The Conjuring – Il rito finale dovrebbe essere l’ultimo a vedere impegnati in evocazioni ed esorcismi i coniugi Warren, stavolta alle prese con il caso (anch’esso realmente accaduto, come tutti quelli della serie principale, come realmente esistiti sono i due sensitivi) della famiglia Smurl, che comincia a passare letteralmente le pene dell’inferno a causa di un antico specchio infestato, uno specchio che Lorraine (Vera Farmiga) conosce molto bene.
Alla regia Michael Chaves, già dietro la camera del terzo film, Ian Goldberg, Richard Naing e David Leslie Johnson-McGoldrick alla sceneggiatura per una chiusura del cerchio che potremmo chiamare Fase Uno ad accostare questo franchise a quello Marvel: perché mentre Lorraine ed Edward (Patrick Wilson) si congedano dalla vita attiva come occultisti, il film parrebbe coltivare la figlia Judy (Mia Tomlinson) come nuova guerriera contro le forze del Male.
E di fatto il film sembra più interessato alla vicenda familiare dei Warren, messa in parallelo con quella degli Smurl, confermandosi ancora una volta come il suo cuore sia nel dramma familiare più che nei jumpscare o nelle apparizioni infernali, o meglio, gli elementi horror definiscono il percorso sentimentale. Se si è fan della serie e ci si è affezionati ai personaggi, tutto ciò è inevitabile, però non si può fare a meno di notare come questo modo di raccontare sia più vicino alla serialità televisiva, alle modalità di quella che in Italia chiamiamo fiction, con le vicende domestiche e sentimentali a edulcorare, a rendere più accessibili le trame di genere, a confortare il pubblico tra uno spavento e l’altro.

È senza dubbio una scelta vincente, quella che ha reso la serie popolare e di una popolarità crescente, che ha aperto il marchio anche a pubblici non avvezzi al genere, rendendo quest’ultimo capitolo quello di maggior successo del franchise e il sesto film più ricco della storia dell’horror (460 milioni d’incasso, di cui quasi 10 in Italia).
Inoltre, porta alla luce una delle caratteristiche dei film di esorcismi e possessioni, ovvero la sua anima profondamente cattolica che rende il filone la versione mainstream di una tendenza, quella del cinema religioso e confessionale, che negli Usa è una nicchia forte, consolidata e in espansione, anche grazie all’aria politica che spira nel Paese, ma che è abituata a muoversi fuori dalle major (per approfondire clicca qui), mentre qui c’è Warner Bros a supervisionare e distribuire.

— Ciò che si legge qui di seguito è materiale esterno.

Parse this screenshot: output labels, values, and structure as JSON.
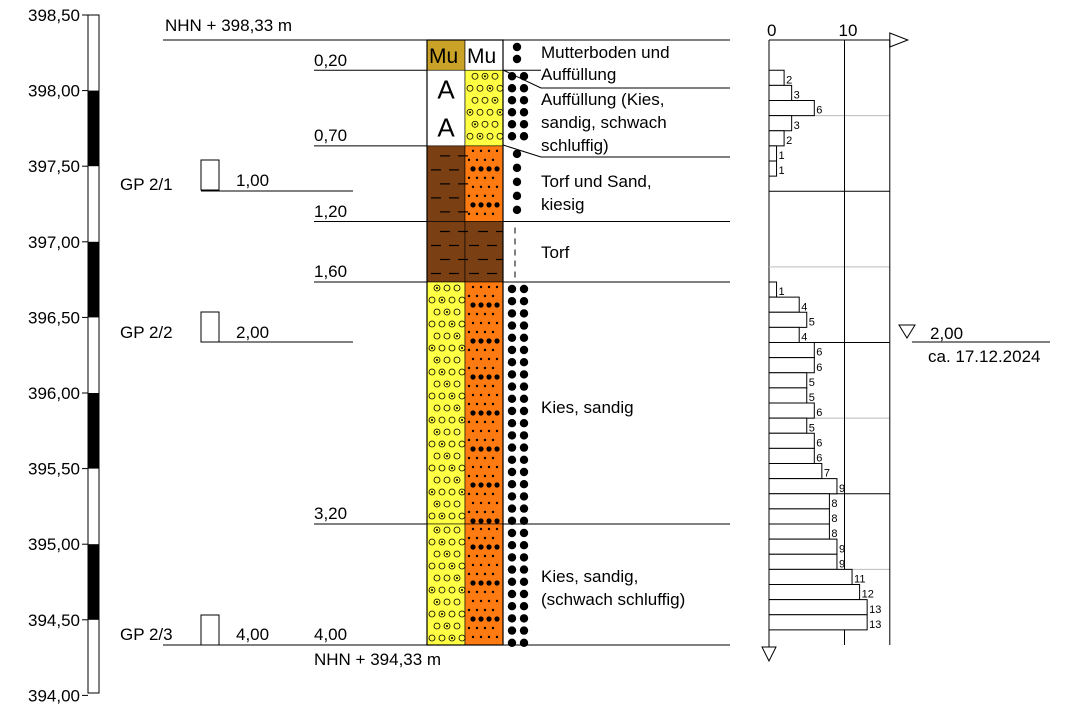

Per esempio, il film comincia con un vero e proprio miracolo, la resurrezione di una neonata e fa della fede in Dio il vero super potere della coppia, anche se a differenza dei film cristiani propriamente detti, The Conjuring – Il rito finale non vuole evangelizzare lo spettatore, si limita a gettarlo nel solito apparato di spaventi, immagini inquietanti, pericoli alla stabilità mentale e familiare gestiti con mestiere sufficiente a non far pesare troppo la banalità del tutto.
Pura dignità seriale, per un film che fa il minimo indispensabile dal punto di vista dell’orrore, accontenta i fan della saga, ma probabilmente lascerà un po’ freddi tutti gli altri.